— Non pensarlo! Sandokan. Nessuno abbandonerà la Tigre della Malesia e tutti ti seguiranno ove vorrai.
— Lo so, mi amano troppo questi prodi. Lavoriamo, Yanez, rendiamo la nostra rocca se non imprendibile, almeno formidabile.
Raggiunsero i loro uomini che lavoravano con accanimento senza pari, rizzando nuovi terrapieni e nuove trincee, piantando enormi palizzate che guarnivano di spingarde, accumulando immense piramidi di palle e di granate, riparando le artiglierie con barricate di tronchi d'albero, di macigni e di lastre di ferro strappate ai navigli saccheggiati nelle loro numerose scorrerie. Alla sera la rocca presentava un aspetto imponente e poteva dirsi inespugnabile.

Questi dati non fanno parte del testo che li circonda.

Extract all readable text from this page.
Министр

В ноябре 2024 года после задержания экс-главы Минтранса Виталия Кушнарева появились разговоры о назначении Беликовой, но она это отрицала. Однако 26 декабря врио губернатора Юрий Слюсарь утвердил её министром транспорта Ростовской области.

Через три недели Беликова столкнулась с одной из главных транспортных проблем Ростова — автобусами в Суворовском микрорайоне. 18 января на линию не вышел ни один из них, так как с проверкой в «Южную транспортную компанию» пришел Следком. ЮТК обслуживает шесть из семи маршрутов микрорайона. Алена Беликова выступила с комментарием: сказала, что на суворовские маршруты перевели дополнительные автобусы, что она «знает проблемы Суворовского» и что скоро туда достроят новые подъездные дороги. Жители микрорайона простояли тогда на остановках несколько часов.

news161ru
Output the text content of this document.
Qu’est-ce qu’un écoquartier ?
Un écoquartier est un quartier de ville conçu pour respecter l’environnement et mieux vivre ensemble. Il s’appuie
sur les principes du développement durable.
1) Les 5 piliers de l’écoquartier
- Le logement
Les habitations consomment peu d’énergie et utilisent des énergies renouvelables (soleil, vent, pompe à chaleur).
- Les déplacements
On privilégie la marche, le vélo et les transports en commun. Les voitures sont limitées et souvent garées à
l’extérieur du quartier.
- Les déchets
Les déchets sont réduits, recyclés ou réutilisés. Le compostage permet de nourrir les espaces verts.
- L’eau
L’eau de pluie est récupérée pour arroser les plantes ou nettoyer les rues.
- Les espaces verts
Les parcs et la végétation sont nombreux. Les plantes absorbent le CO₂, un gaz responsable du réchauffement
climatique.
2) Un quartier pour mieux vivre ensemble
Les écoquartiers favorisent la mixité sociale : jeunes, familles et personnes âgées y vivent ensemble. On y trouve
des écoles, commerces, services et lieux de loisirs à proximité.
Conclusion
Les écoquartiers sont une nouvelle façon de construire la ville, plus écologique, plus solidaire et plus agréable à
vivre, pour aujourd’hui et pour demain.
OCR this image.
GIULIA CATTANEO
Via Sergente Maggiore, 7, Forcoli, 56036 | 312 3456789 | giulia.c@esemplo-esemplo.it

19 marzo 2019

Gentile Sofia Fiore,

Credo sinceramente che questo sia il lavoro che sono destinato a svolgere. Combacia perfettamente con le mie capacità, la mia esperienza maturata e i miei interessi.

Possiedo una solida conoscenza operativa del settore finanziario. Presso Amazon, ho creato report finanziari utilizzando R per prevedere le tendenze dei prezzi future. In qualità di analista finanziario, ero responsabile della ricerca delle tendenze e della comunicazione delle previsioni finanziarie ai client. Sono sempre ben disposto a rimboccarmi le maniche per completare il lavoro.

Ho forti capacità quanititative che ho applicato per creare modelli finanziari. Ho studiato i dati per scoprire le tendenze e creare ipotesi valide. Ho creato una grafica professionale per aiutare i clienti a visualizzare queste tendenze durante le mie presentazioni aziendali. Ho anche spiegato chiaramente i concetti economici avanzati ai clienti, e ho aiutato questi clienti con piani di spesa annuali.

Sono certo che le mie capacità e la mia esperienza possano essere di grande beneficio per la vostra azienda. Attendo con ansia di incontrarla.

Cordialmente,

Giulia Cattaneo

Quei centocinquanta uomini, poiché a così pochi erano ridotti dall'attacco della squadra e dalla perdita di due equipaggi, che avevano seguito Sandokan a Labuan, e dei quali non si aveva avuto nessuna nuova, avevano lavorato come cinquecento.
Calata la notte Sandokan fece imbarcare le sue ricchezze su di un grande praho e lo mandò assieme ad altri due, sulle coste occidentali onde prendere il largo se la fuga fosse diventata necessaria.
Alla mezzanotte Yanez, coi capi e tutte le bande, saliva alla gran capanna dove lo aspettava Sandokan.
Una sala, ampia tanto da contenere duecento e più persone, era stata arredata con lusso insolito. Grandi lampade dorate versavano torrenti di luce facendo scintillare l'oro e l'argento degli arazzi e dei tappeti e la madreperla che adornava i ricchi mobili di stile indiano.
Sandokan aveva indossato il costume di gala, di raso rosso e il turbante verde adorno di un pennacchio tempestato di brillanti.